Before we get to interceptors, though, there’s a reason to know two more things: SQL syntax parsers and sharding algorithm processors.

1, JSqlParser

JSqlParser parses SQL statements and transforms them into a hierarchy of Java classes. And we can start by looking at a simple example.

public static void main(String[] args) throws JSQLParserException {

	String insertSql = "Insert into user (id,name,age) value(1001,' fanyi ',20)";
	Statement parse = CCJSqlParserUtil.parse(insertSql);
	Insert insert = (Insert) parse;

	String tableName = insert.getTable().getName();
	List<Column> columns = insert.getColumns();
	ItemsList itemsList = insert.getItemsList();
	System.out.println("The name of the table."+tableName+"The column name."+columns+"Properties."+itemsList); } Output: table name :user Column name :[id, name, age] Property :(1001,'such', 20)
Copy the code

As you can see, JSqlParser can parse SQL syntax information. Accordingly, we can change the object content to modify the SQL statement.

2. Algorithm processor

We have multiple sharding algorithms, which one should be called is determined at runtime. So, we use a Map to register the algorithm and then invoke it according to the sharding pattern. This is also the embodiment of the strategic pattern.

@Component
public class AlgorithmHandler {
    private Map<String, Algorithm> algorithm = new HashMap<>();
    @PostConstruct
    public void init(){
        algorithm.put("range",new RangeAlgorithm());
        algorithm.put("hash",new HashAlgorithm());
    }
    public String handler(String mode,String name,Object value,int length){
        returnalgorithm.get(mode).doSharding(name, value,length); }}Copy the code

3. Interceptors

As we know, MyBatis allows you to intercept calls at some point during the execution of mapped statements.

If you are not familiar with how it works, you can take a look at my article: How the Mybatis interceptor works.

Overall, its process is as follows:

  • throughMybatisIntercepting SQL to be executed;
  • throughJSqlParserParse SQL, obtain logical table names, etc.
  • Call the sharding algorithm to get the real table name;
  • Modify SQL, and modifyBoundSql;
  • MybatisExecute the modified SQL to achieve the purpose.

For example, the core code for insert and UPDATE statements is as follows:

Five, query and paging

In fact, the addition and modification are relatively simple, more complex is the query statement.

However, our plug-in is not designed to satisfy all queries, but can be extended and modified according to real business scenarios.

But the paging function is basically inescapable. Take PageHelper for example, which is also implemented through the Mybatis interceptor. If it is with our partitioned table plug-in, there may be conflicts.

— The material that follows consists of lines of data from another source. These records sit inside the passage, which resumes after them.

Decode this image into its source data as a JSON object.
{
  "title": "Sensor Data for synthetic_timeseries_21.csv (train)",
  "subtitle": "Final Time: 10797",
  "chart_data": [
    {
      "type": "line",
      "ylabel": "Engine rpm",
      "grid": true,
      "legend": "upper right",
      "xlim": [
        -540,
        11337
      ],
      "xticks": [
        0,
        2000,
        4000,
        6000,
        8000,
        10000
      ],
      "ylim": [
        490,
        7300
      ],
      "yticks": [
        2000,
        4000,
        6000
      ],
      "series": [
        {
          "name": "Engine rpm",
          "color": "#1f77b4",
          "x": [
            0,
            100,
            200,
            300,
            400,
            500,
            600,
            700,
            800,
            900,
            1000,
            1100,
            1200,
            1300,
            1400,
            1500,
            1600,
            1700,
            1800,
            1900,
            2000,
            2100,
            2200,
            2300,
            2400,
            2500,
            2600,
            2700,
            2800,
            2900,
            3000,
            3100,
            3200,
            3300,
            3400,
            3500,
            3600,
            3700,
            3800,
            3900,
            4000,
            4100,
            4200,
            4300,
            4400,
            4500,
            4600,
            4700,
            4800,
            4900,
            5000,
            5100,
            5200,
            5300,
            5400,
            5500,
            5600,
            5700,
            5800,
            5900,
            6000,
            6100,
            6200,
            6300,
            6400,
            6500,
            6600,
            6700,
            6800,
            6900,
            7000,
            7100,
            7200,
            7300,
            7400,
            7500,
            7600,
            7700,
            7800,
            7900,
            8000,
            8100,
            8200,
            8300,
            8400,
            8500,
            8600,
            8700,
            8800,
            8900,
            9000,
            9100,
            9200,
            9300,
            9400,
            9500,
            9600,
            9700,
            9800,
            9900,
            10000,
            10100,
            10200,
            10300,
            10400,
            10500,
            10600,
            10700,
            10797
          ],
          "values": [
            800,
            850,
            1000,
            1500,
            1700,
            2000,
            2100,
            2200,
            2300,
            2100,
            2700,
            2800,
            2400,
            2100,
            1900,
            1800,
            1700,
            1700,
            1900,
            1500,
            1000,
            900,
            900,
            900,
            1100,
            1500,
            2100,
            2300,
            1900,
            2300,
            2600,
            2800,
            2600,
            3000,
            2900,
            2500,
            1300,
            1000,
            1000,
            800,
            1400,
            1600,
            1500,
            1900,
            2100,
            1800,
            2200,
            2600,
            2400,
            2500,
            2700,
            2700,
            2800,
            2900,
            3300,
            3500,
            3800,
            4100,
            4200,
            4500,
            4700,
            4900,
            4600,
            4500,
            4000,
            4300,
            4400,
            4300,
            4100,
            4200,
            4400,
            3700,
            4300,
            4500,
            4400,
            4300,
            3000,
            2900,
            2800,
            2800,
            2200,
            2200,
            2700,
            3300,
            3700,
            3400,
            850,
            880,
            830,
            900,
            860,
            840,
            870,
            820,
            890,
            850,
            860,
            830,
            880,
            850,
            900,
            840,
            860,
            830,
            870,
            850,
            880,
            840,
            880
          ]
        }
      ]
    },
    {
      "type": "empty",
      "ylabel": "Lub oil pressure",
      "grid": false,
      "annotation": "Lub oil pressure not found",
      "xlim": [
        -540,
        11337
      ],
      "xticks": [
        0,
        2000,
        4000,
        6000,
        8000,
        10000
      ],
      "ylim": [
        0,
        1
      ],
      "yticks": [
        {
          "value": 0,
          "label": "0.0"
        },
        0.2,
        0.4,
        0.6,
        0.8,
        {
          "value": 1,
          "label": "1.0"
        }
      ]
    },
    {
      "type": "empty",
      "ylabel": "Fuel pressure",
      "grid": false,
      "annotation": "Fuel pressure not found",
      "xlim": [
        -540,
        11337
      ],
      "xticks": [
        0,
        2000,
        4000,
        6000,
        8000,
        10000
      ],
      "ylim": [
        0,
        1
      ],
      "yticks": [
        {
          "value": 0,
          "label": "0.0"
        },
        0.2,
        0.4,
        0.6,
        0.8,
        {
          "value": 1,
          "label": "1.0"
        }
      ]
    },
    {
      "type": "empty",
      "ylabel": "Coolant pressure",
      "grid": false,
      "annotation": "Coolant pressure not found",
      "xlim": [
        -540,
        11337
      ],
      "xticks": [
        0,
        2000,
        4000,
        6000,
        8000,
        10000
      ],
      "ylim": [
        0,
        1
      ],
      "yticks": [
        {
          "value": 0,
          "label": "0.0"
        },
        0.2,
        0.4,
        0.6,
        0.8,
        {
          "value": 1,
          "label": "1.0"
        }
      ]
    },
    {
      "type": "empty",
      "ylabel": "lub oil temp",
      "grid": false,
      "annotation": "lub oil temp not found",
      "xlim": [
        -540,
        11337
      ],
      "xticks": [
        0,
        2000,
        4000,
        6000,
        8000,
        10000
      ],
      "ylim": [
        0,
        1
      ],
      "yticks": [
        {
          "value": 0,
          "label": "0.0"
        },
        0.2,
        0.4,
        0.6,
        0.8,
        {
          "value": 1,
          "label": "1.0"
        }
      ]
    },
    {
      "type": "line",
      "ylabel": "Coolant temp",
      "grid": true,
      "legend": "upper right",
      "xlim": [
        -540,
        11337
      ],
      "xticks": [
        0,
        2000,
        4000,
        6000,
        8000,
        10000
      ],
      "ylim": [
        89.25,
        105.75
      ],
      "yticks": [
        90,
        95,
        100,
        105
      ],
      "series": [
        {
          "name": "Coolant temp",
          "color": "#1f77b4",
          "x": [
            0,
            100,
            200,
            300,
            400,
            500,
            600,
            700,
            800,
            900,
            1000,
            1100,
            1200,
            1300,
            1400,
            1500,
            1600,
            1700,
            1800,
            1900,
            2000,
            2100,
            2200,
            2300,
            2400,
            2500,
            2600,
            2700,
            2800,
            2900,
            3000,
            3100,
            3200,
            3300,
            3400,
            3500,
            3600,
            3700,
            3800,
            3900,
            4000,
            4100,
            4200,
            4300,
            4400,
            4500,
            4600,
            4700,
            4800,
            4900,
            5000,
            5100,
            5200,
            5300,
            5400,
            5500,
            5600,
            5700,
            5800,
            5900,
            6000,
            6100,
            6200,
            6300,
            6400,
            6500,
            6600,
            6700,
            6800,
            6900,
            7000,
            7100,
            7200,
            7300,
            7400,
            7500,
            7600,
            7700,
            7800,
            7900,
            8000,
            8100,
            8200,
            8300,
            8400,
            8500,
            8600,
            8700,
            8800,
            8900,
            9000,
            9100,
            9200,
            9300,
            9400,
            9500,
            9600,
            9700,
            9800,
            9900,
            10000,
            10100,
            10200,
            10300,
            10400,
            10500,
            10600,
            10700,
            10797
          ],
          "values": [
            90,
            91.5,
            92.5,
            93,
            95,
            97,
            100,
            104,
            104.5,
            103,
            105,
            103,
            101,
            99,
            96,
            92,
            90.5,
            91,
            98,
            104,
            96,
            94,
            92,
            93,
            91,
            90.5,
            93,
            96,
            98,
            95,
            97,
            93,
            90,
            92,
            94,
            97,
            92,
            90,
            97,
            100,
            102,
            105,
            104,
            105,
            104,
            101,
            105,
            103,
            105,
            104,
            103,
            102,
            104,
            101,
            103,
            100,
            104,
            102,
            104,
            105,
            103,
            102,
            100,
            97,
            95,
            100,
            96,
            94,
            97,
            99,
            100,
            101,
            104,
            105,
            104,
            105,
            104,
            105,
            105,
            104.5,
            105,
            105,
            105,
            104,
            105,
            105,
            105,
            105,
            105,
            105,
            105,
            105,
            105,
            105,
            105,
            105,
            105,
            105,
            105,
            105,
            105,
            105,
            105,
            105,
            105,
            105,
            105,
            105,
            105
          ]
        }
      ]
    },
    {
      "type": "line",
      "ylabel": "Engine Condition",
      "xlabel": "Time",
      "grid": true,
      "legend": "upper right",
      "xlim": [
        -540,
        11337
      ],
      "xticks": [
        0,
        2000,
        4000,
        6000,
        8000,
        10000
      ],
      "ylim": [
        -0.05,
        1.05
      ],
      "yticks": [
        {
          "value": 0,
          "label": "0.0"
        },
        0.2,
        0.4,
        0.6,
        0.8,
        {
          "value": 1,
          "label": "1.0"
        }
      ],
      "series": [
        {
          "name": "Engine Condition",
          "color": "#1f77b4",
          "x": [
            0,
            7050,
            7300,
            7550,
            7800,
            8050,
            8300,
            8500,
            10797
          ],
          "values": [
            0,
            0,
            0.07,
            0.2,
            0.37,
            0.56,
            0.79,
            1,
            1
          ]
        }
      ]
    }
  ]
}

So in the split-table plug-in, I also integrated paging, basically the same as PageHelper, but didn’t use it directly. In addition, for the query, whether there is a sharding key in the query condition is also a very critical place.

1, the query

In the scope algorithm, in business, we only need to query the data of a specific month or recent months; In the Hash algorithm, we want a primary key every time.

But the second condition is often not true, and the business side is not satisfied that it must have a primary key every time.

In this case, we can only traverse all the tables, query the data that meets the conditions, and then return the summary;

2, paging

As mentioned above, the plugin integrates paging and implements the same process as PageHelper, but it is not used directly because of conflicts.

Sixth, other

In fact, when I think of the title of this article, it is really quite distressed. Because sub – library sub – table in the industry is a word, but this plug-in does not involve sub – library, only sub – table operation, but the focus of this article is the idea, finally called sub – library sub – table, please forgive my friends, do not call me the title party ~

Due to the limitation of space, this paper is only a small amount of code, if interested friends can go to https://github.com/taoxun/sharding for a complete Demo.

The author’s code includes some test cases and SQL to build a table. After creating the table, you can run the project directly.